Innovative Teaching Project: Master’s Seminar Visits DAHW German Leprosy and Tuberculosis Relief Association
The Master’s seminar "European Development Cooperation", led by Dr. Philipp Gieg, visited the DAHW German Leprosy and Tuberculosis Relief Association on Friday, 16 January 2026, as part of a practice-oriented block session. The 19 seminar participants gained insights into the work of an internationally active non-governmental organization within the framework of multi-level development governance.
Following the welcome, Saanika Amembal (Officer for Development Education) and Manuel Koch (Officer for Public Relations and Fundraising) introduced the role of DAHW in development cooperation. The discussion addressed the association’s understanding of development, its positioning within the European and international multi-level system, and current challenges in project work.
A particular focus was placed on activities in partner countries and cooperation with local partner organizations. Grace Mwasuka, a social worker at the DAHW country office in Tanzania, reported via Zoom on her work on the ground. The discussion also covered the effects of international funding cuts – especially the near-complete suspension of U.S. development cooperation – as well as emerging actor constellations and new approaches in development cooperation.
After the break, attention shifted to development cooperation as a professional field. Felicitas Schwermann (physician and Officer for Global Health and Research), Juliane Meißner (Officer for MEAL – Monitoring, Evaluation, Accountability and Learning), and again Manuel Koch presented different career paths within DAHW. In an open Q&A session, students were able to ask concrete questions about career entry, everyday professional practice, and required qualifications.

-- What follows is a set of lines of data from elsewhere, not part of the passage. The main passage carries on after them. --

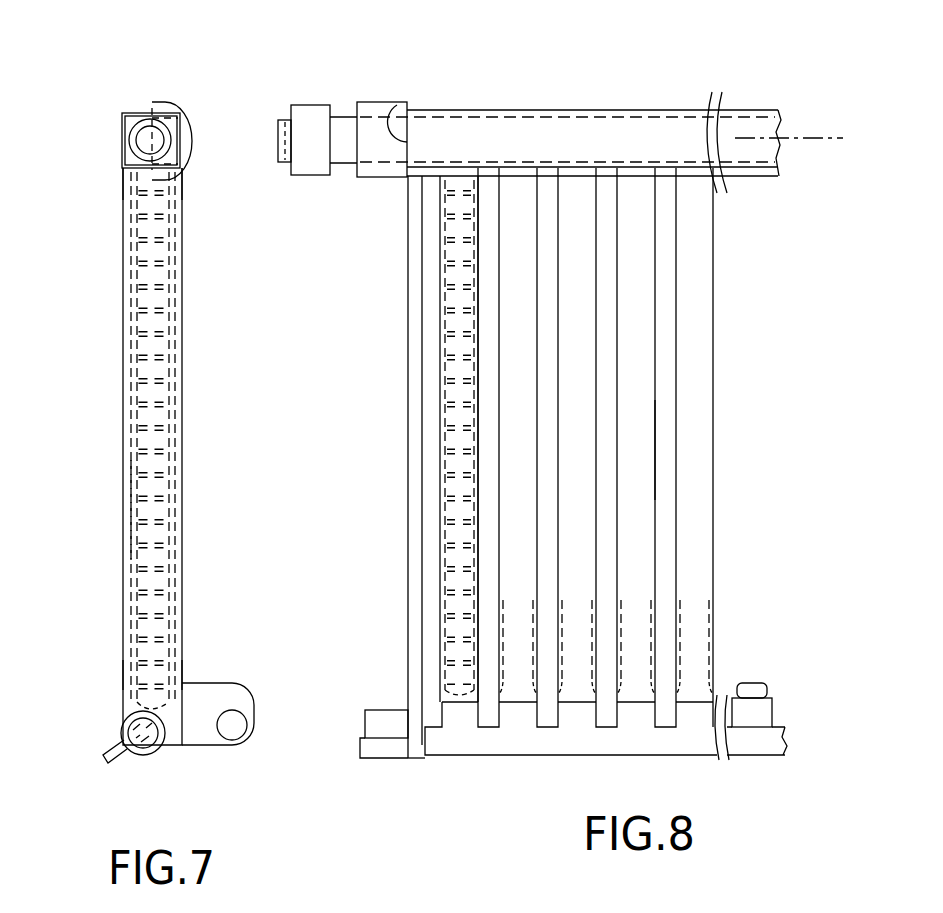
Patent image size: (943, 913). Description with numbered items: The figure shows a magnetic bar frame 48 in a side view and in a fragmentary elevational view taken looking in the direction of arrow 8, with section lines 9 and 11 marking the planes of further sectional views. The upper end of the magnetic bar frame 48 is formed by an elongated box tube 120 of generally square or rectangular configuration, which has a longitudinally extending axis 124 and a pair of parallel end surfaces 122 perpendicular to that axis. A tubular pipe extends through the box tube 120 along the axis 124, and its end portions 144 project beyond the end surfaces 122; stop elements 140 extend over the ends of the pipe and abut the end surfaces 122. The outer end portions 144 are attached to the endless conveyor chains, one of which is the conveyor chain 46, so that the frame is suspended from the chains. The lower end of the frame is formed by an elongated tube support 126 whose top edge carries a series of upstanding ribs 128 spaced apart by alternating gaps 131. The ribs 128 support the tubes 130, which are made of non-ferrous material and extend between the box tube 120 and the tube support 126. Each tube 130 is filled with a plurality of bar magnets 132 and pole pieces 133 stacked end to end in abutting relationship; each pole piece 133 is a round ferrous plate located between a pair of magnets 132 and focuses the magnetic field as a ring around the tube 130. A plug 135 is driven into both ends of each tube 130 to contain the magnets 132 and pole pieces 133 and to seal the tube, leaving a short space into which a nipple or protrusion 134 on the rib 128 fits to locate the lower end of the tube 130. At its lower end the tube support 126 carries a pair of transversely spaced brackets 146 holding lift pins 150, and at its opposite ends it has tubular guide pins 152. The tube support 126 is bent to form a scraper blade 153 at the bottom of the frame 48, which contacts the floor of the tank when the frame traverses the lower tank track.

In FIG. 8, the endless conveyor chain 46 is at (303, 105).
In FIG. 7, the magnetic bar frame 48 is at (97, 388).
In FIG. 8, the magnetic bar frame 48 is at (738, 533).
In FIG. 8, the box tube 120 is at (560, 110).
In FIG. 8, the end surfaces 122 is at (393, 108).
In FIG. 8, the longitudinal axis 124 is at (828, 140).
In FIG. 8, the tube support 126 is at (762, 745).
In FIG. 8, the ribs 128 is at (453, 717).
In FIG. 8, the tubes 130 is at (440, 400).
In FIG. 8, the gaps 131 is at (667, 472).
In FIG. 7, the bar magnets 132 is at (145, 528).
In FIG. 8, the bar magnets 132 is at (445, 547).
In FIG. 7, the pole piece 133 is at (137, 452).
In FIG. 8, the protrusion 134 is at (747, 682).
In FIG. 7, the plug 135 is at (140, 198).
In FIG. 7, the stop elements 140 is at (160, 102).
In FIG. 8, the stop elements 140 is at (377, 177).
In FIG. 8, the end portions 144 is at (345, 117).
In FIG. 7, the brackets 146 is at (218, 683).
In FIG. 7, the lift pins 150 is at (232, 710).
In FIG. 8, the lift pins 150 is at (383, 710).
In FIG. 7, the tubular guide pins 152 is at (122, 727).
In FIG. 8, the tubular guide pins 152 is at (362, 743).
In FIG. 7, the scraper blade 153 is at (98, 757).
In FIG. 8, the scraper blade 153 is at (428, 758).
In FIG. 7, the viewing direction arrow 8 is at (230, 430).
In FIG. 7, the section line 9 is at (82, 774).
In FIG. 8, the section line 11 is at (460, 147).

At the same time, key challenges and contradictions in development cooperation were openly addressed and critically discussed, including issues such as power asymmetries, dependency on donor funding, impact measurement, localization, sustainability, and the tension between professional project logics and local needs.
In the final session, participants worked in groups on concrete case studies from DAHW’s project practice. Under the guidance of Saanika Amembal, they analyzed the projects using concepts and theories developed earlier in the semester and reflected on central challenges of development cooperation, particularly in the areas of evaluation, partnership, and sustainability.
The block session not only provided valuable insights into the practical work of a development NGO, but also enabled an intensive exchange with experienced practitioners. It highlighted that development cooperation is shaped not only by success stories, but equally by conflicting objectives, structural and financial constraints, and complex negotiation processes. The open reflection on these tensions helped link theoretical approaches discussed in the seminar with real-world experience and portrayed European development cooperation as a dynamic field marked by political and normative contestation.